Figure 3:. Molecular Characterization of The Cancer Genome Atlas breast cancer (TCGA-BRCA) cohort.

(A) Distribution of breast cancer subtypes for the Homologous Recombination deficiency high (HRD-H) and low (HRD-L) ground truth subgroups. (B) Distribution of the breast cancer subtypes for the HRD-H and HRD-L Deep Learning (DL) predicted subgroups. (C) Alteration Frequency for several genes of the HRD-H and HRD-L ground truth subgroups. (D) Alteration Frequency for several genes of the HRD-H and HRD-L within cohort internal results prediction subgroups. (E) Grouped Boxplots comparing the Homologous Recombination Deficiency high (HRD-H) prediction scores with the mutational status (mutated=MUT wildtype=WT) for the somatic and germline alterations of the BRCA1/2 genes. The central line represents the median value, while the box ranges between the first and third quartile (IQR) and the whiskers extend to the lowest and highest values within 1.5 times the IQR. The y-axis represents the Deep Learning (DL) HRD-H prediction values.
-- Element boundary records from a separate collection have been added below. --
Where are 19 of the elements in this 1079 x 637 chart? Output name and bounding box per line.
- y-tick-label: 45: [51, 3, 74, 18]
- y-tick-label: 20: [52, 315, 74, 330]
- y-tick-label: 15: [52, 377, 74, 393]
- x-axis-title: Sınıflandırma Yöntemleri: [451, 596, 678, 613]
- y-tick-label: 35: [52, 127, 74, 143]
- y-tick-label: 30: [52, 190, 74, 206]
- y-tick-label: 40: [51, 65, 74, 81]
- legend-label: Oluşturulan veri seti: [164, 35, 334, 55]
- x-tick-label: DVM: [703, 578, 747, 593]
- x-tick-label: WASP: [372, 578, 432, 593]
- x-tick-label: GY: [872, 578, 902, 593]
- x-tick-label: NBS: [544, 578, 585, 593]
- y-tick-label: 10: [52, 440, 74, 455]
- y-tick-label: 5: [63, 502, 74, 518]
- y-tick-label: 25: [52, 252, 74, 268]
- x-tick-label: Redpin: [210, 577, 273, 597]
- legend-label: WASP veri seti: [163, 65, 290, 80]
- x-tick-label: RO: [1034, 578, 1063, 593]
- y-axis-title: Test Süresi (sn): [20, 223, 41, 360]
An independent t–test was performed to calculate the p-values: ns: p <= 1.00e+00 *: 1.00e−02 < p <= 5.00e−02 **: 1.00e−03 < p <= 1.00e−02 ***: 1.00e−04 < p <= 1.00e−03

Figure 4:. Visualization of predicted Homologous Recombination Deficiency high (HRD-H) tumor samples.

(A) Whole slide image (WSI) of an HRD-H predicted patient (ID: C3L-00358-21) from the Clinical Proteomic Tumor Analysis Consortium (CPTAC) endometrial cancer (UCEC) cohort with magnification. (B) Attention heatmap for the same patient with magnification. (C) Classification Heatmap for the same patient with magnification. (D) Top predicted tiles for top three homologous recombination deficiency high (HRD-H) patients in The Cancer Genome Atlas (TCGA) breast cancer (BRCA). (E) Top predicted tiles for three HRD-H patients in the CPTAC-UCEC cohort.